Le loup était bien penaud de s’être pourléché au souvenir d’une gamine potelée et fondant sous la dent.
Mais il se sentait si bon, si loyal, qu’il ne voulut pas douter de lui-même.
— Pardonnez-moi, dit-il, c’est une mauvaise habitude que je tiens de famille, mais ça ne veut rien dire…
— Tant pis pour vous si vous êtes mal élevé, déclara Delphine.
— Ne dites pas ça, soupira le loup, j’ai tant de regrets.
— C’est aussi une habitude de famille de manger les petites filles ? Vous comprenez, quand vous promettez de ne plus jamais manger d’enfants, c’est à peu près comme si Marinette promettait de ne plus jamais manger de dessert.
Marinette rougit, et le loup essaya de protester :
— Mais puisque je vous jure…
— N’en parlons plus et passez votre chemin. Vous vous réchaufferez en courant.
Alors le loup se mit en colère parce qu’on ne voulait pas croire qu’il était bon.
— C’est quand même un peut fort, criait-il, on ne veut jamais entendre la voix de la vérité ! C’est à vous dégoûter d’être honnête. Moi je prétends qu’on n’a pas le droit de décourager les bonnes volontés comme vous le faites. Et vous pouvez dire que si jamais je remange de l’enfant, ce sera par votre faute.

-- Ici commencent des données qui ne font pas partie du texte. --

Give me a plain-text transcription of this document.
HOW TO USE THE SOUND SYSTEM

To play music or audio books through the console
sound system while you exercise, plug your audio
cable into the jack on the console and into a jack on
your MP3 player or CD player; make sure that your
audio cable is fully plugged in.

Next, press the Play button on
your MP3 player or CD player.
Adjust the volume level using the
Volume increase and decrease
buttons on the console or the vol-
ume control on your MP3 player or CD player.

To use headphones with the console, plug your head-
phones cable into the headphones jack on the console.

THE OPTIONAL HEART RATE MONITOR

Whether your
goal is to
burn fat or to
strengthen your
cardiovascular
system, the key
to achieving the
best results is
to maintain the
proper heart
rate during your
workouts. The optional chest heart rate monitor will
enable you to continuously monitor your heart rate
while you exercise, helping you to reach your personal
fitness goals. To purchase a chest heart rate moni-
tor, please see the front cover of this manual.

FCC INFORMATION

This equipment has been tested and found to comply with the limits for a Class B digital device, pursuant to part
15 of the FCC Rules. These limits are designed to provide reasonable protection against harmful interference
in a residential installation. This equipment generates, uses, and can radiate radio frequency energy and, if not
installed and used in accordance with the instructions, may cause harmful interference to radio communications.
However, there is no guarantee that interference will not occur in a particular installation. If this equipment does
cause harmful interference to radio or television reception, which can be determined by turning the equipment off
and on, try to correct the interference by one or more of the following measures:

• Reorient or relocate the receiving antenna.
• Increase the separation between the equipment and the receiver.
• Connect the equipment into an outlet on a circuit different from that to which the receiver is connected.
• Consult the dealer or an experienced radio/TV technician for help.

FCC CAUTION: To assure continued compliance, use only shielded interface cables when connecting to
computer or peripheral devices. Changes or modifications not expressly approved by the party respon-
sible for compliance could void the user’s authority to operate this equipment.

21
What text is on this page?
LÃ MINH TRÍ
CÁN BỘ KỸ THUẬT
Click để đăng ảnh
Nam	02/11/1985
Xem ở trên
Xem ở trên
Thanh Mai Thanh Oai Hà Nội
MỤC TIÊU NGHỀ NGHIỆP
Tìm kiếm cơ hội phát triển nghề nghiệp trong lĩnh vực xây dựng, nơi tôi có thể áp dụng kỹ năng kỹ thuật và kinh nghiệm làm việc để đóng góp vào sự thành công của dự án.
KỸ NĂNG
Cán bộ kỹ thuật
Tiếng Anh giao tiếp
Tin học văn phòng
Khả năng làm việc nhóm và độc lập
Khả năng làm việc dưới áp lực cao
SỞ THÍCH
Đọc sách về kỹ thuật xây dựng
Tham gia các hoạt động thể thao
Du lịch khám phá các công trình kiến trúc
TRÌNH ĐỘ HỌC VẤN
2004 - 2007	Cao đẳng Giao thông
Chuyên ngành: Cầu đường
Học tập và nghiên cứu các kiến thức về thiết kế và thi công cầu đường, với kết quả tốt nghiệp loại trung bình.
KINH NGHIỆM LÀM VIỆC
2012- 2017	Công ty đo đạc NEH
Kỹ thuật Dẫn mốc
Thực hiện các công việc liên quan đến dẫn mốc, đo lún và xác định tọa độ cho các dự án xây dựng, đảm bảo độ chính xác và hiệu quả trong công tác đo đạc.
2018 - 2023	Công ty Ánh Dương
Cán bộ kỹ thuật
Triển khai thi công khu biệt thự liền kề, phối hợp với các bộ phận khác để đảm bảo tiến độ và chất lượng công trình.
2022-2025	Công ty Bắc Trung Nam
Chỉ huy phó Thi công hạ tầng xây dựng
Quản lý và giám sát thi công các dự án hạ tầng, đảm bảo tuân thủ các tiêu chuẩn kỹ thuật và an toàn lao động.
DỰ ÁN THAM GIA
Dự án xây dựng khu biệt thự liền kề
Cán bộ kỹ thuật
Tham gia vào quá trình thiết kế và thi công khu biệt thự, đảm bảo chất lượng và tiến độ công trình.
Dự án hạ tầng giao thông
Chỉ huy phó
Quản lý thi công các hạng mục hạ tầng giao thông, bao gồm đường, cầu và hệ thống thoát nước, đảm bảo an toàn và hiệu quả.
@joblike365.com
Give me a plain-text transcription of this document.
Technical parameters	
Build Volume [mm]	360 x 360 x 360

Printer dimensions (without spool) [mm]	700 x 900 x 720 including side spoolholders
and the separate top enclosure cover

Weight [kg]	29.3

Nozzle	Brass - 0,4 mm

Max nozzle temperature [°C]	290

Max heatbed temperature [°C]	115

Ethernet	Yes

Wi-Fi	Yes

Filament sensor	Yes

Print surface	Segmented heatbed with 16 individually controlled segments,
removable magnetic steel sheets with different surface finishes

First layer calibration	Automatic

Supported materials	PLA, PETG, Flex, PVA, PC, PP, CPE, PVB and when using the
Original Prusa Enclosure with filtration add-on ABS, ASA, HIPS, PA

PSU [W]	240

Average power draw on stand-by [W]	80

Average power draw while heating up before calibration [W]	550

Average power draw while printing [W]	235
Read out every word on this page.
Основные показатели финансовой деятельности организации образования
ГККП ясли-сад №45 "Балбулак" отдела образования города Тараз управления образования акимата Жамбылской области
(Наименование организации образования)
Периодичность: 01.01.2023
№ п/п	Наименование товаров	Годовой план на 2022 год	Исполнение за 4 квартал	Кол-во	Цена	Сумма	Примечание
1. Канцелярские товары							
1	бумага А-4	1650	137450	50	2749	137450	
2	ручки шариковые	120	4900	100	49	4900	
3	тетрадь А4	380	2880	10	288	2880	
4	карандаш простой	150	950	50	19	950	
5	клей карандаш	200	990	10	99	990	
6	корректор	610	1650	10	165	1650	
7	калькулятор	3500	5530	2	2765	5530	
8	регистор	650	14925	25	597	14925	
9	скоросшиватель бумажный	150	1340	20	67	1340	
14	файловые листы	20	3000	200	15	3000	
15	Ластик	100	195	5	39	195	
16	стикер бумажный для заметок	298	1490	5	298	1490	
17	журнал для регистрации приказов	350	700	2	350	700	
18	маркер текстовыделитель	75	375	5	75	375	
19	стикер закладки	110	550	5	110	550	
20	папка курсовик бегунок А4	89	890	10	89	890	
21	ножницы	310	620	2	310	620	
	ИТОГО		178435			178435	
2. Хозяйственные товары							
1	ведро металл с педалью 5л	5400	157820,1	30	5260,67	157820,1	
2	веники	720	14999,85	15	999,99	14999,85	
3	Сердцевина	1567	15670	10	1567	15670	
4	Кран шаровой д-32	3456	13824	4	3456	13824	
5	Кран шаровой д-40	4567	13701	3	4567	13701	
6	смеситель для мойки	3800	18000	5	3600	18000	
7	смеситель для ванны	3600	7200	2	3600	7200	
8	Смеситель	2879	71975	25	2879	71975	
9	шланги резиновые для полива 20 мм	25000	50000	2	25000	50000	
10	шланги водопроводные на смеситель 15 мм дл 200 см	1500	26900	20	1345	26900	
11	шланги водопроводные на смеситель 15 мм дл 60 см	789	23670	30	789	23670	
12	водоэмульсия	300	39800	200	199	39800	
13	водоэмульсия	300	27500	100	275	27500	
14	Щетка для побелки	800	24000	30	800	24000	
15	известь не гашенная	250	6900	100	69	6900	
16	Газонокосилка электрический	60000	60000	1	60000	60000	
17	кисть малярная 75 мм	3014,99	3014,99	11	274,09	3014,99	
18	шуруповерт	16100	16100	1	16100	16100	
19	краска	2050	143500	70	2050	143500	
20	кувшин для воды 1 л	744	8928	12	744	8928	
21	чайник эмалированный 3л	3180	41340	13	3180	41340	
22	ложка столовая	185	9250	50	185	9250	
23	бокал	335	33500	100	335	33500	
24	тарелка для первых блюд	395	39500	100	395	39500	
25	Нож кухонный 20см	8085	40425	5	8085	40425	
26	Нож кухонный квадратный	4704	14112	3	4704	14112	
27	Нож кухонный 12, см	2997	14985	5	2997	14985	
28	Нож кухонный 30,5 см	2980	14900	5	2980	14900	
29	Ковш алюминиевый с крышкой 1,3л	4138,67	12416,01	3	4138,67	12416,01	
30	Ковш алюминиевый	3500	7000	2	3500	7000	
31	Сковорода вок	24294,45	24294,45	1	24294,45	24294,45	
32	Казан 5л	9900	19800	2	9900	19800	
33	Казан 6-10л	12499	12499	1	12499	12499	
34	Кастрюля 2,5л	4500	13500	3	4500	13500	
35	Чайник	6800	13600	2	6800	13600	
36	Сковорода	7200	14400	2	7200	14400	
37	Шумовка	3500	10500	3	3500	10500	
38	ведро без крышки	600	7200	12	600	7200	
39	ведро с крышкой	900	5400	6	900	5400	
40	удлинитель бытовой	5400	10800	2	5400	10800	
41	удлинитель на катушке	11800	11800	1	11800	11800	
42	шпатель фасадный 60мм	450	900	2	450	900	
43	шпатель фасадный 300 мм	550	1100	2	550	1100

En l’écoutant, les petites ne songeaient pas sans beaucoup d’inquiétude au fardeau de leurs responsabilités et aux remords qu’elles se préparaient peut-être.
Mais les oreilles du loup dansaient si pointues, ses yeux brillaient d’un éclair si dur, et ses crocs entre les babines retroussées, qu’elles demeuraient immobiles de frayeur.
Le loup comprit qu’il ne gagnerait rien par des paroles d’intimidation. Il demanda pardon de son emportement et essaya de la prière. Pendant qu’il parlait, son regard se voilait de tendresse, ses oreilles se couchaient ; et son nez qu’il appuyait au carreau lui faisait une gueule aplatie, douce comme un mufle de vache.
— Tu vois bien qu’il n’est pas méchant, disait la petite blonde.
— Peut-être, répondait Delphine, peut-être.